Managing growth, a challenge closely related to staffing, gave fits to about 10% of agencies. Around the same percentage (11%) said they’re struggling with shrinking pharma budgets.
But agencies’ hairiest adventure, and the one that muscled aside talent acquisition/retention for the top spot, was — you guessed it — AI. This likely reflects the potential and pitfalls of effectively integrating this technology.
By way of example, consider generative AI designed to help patients with lifestyle choices or an online “ask your doctor” tool. While these can be highly influential, they can lead an individual down the wrong decision tree. Similarly, examples of how AI can exacerbate existing class divides and racial biases abound.
But agencies are working with all types of AI and for many different purposes. Beyond interactive virtual assistants, one of the most well-publicized use cases involves deploying a generative AI platform to improve the content supply chain. Gen AI can slash content creation costs, enhance production pipelines and boost the speed of content approval. Generally, there’s a payoff in the form of reduced costs, as well as enhancing the commercialization of new products and ability to engage with HCPs, pharmacists, payers and patients.
Other broadly observed trends include an intensified focus on ROI/measurement, which 87% of respondents said they expect to see in 2024. Clearly the emphasis on data and analytics has boosted marketers’ ability to assess the impact of their efforts.
Other survey results suggest the industry will wrestle with a potpourri of challenges over the course of 2024’s back half. Emphasis on specialty drugs/high science (80%), digital experimentation (75%), increased concern over drug prices (72%) and empowered patients/consumerization of health (72%) all elicited strong responses.
With the presidential election and Summer Olympics on tap, advertising agencies should see a lift. But as pharma continues its perennial quest to do more with less — and as marketing and advertising continue to rank among its highest-margin costs — all eyes will be on these budgets come 2025.

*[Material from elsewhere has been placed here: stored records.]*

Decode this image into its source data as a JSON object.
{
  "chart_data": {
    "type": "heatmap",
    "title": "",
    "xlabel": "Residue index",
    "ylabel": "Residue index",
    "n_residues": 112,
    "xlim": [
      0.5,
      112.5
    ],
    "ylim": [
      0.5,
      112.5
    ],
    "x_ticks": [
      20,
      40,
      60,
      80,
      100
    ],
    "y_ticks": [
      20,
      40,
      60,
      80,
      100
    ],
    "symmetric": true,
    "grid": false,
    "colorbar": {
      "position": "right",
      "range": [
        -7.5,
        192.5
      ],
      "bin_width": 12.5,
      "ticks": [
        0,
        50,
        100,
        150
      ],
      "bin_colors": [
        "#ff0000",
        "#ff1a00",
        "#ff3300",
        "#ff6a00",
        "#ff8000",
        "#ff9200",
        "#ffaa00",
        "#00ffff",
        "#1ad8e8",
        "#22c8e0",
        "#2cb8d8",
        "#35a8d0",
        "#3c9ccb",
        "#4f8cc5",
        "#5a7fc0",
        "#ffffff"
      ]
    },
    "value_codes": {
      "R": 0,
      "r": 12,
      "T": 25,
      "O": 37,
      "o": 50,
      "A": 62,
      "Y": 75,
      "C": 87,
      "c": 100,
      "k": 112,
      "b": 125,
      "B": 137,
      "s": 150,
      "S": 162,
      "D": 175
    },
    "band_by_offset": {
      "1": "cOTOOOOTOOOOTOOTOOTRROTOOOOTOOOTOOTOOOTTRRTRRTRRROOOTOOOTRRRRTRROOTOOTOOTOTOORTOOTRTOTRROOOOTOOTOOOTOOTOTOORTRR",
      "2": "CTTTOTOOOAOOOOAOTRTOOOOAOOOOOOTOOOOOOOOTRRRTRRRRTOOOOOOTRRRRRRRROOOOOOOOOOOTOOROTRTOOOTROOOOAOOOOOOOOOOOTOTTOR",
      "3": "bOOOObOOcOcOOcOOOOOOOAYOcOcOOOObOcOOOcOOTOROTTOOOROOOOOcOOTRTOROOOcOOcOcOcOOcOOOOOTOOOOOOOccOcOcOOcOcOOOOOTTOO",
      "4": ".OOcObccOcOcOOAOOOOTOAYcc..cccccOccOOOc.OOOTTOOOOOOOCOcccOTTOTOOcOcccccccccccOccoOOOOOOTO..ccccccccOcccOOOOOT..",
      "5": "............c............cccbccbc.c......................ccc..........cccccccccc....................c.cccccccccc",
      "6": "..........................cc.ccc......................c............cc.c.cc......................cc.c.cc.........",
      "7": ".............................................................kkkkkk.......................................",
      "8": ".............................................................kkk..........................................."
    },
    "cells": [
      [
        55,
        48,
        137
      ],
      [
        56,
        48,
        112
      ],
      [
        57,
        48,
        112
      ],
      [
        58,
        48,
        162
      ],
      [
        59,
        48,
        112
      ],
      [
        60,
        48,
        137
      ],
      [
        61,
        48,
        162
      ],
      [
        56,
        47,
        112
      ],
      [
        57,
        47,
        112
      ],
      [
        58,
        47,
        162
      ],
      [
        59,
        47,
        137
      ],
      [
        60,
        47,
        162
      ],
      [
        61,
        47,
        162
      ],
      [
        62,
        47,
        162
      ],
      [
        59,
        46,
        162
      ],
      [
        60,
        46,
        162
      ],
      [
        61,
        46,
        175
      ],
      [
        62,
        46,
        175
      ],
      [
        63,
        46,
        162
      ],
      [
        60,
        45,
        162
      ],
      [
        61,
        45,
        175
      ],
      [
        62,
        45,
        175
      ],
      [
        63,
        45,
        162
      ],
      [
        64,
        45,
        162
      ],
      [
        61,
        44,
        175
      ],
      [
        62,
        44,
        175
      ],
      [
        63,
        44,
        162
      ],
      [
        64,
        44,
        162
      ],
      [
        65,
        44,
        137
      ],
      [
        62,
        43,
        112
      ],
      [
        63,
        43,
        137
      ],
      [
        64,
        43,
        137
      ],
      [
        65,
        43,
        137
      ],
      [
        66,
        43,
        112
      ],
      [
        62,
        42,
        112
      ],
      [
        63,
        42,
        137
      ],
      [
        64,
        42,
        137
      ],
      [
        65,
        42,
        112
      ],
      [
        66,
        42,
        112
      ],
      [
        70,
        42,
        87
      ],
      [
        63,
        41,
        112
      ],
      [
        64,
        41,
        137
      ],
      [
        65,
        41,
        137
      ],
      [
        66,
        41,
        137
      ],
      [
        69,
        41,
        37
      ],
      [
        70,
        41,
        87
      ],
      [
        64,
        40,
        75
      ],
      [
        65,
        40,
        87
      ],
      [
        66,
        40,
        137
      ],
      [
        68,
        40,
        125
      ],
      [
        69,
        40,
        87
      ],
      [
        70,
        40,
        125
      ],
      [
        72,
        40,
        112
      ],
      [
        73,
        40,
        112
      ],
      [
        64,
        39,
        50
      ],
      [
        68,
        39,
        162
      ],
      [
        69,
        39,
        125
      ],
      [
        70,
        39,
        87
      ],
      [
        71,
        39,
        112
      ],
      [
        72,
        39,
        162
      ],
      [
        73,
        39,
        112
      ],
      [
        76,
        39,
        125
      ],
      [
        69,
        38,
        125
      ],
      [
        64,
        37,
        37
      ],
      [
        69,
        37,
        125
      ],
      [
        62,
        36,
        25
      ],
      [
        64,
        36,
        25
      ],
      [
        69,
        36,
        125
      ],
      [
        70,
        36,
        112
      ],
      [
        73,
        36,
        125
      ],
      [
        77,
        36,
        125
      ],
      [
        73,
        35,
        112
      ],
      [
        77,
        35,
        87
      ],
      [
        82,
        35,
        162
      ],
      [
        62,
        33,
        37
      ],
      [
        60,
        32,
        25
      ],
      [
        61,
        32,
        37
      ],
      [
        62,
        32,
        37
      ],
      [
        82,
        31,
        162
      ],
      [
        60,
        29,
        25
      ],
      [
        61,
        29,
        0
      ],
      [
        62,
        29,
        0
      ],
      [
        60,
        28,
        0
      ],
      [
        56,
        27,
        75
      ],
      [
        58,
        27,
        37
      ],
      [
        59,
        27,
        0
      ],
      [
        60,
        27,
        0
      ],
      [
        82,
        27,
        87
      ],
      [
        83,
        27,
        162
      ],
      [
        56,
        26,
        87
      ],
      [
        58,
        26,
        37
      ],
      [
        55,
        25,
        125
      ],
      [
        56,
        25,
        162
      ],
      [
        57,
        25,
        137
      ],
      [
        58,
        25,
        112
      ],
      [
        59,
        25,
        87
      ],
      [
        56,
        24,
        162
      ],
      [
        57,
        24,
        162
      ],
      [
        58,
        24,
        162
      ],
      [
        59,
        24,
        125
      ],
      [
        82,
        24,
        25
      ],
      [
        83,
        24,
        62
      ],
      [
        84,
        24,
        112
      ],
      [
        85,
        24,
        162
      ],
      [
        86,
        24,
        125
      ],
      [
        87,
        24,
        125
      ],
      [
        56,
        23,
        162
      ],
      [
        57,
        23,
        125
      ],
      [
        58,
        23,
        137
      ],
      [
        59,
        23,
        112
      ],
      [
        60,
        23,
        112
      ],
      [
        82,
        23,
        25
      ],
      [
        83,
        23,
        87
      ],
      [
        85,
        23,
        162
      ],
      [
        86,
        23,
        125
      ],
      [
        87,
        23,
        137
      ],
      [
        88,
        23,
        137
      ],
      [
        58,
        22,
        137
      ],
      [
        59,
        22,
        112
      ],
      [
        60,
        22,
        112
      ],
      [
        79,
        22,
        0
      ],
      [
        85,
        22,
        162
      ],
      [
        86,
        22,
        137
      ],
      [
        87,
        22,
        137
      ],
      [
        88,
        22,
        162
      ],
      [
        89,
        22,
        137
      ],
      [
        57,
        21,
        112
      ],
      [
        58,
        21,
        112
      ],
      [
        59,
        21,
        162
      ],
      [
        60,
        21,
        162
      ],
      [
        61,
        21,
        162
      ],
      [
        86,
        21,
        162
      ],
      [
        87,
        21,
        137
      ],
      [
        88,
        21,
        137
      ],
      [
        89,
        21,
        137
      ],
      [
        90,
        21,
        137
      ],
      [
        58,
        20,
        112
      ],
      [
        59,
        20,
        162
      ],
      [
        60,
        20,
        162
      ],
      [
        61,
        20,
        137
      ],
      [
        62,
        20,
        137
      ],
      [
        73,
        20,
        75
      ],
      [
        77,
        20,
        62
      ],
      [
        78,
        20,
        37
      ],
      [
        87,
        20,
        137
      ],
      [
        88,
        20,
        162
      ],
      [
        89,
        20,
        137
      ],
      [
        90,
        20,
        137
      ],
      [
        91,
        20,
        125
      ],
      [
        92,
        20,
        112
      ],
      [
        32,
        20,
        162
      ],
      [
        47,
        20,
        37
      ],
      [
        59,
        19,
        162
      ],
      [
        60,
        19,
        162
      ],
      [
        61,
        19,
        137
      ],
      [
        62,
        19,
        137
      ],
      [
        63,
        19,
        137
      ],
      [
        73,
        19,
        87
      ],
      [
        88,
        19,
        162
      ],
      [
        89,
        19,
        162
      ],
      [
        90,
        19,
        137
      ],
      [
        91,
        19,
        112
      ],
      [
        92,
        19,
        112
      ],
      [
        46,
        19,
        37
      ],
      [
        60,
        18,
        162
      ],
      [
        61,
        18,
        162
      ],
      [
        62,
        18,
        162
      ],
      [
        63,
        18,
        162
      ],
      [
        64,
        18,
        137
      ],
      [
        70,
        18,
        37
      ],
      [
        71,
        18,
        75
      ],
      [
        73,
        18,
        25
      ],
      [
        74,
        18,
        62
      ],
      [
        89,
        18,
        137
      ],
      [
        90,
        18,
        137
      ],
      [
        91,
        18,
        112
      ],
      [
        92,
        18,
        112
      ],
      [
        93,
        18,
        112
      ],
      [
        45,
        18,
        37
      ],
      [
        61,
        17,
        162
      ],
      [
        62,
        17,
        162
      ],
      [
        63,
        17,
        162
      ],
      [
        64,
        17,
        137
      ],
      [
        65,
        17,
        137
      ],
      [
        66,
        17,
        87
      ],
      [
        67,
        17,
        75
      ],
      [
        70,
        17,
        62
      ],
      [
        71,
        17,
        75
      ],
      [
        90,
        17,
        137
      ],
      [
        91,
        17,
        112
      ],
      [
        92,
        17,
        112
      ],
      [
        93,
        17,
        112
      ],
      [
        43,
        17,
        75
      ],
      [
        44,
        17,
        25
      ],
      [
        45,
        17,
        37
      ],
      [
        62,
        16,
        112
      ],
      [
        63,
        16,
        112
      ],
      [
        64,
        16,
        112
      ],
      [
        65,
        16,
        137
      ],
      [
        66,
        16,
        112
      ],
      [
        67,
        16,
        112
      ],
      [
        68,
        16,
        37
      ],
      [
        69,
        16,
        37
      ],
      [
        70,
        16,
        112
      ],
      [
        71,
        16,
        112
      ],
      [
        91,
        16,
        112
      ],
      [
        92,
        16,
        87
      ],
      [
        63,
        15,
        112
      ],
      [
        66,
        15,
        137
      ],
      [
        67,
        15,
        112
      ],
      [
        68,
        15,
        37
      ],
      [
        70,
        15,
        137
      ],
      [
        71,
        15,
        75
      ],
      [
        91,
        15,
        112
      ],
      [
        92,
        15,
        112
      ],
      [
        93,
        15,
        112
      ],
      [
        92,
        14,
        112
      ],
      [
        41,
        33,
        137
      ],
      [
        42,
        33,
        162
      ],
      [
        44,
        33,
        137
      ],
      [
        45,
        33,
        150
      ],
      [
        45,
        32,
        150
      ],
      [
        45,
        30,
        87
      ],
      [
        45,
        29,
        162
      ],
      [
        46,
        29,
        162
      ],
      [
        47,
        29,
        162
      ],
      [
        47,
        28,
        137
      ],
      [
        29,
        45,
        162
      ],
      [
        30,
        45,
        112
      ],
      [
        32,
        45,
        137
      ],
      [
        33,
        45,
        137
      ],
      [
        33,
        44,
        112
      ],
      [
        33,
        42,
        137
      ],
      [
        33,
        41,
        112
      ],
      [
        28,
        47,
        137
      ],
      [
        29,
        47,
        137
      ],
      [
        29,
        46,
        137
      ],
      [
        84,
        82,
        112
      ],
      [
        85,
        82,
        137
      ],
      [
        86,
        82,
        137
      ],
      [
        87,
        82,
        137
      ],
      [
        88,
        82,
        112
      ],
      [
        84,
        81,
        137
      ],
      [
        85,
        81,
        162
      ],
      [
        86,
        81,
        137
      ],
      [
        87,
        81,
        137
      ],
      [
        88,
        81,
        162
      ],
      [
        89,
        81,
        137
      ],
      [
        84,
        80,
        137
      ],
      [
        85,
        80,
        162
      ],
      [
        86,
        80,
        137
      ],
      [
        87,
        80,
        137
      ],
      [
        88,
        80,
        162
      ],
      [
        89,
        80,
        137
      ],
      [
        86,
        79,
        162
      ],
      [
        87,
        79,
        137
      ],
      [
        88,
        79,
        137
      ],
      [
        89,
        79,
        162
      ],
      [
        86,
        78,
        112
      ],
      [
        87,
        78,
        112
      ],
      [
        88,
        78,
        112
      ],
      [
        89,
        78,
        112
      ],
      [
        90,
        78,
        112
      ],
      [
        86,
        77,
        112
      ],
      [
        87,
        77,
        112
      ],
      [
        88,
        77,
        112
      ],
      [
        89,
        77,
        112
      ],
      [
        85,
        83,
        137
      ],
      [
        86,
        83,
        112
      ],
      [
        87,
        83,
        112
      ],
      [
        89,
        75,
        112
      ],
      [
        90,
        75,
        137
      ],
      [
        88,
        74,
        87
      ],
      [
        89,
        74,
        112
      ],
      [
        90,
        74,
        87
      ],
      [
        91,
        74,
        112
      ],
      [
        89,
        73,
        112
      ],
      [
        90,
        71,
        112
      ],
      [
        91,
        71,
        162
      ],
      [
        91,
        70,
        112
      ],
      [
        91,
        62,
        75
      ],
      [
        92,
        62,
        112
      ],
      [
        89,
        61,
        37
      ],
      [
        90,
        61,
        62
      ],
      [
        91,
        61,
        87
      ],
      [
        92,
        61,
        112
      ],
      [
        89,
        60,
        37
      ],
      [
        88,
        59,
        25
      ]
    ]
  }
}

* Revenue and head count totals are based on data submitted by companies as part of MM+M’s annual agency review. Survey data are supplemented by estimates made by the MM+M data team, and include numbers from firms not yet founded in 2022 or whose revenue estimates were not finalized until this feature went to press. Revenue and employment numbers for parent companies and certain network-owned firms were accounted for to prevent double-counting in these totals.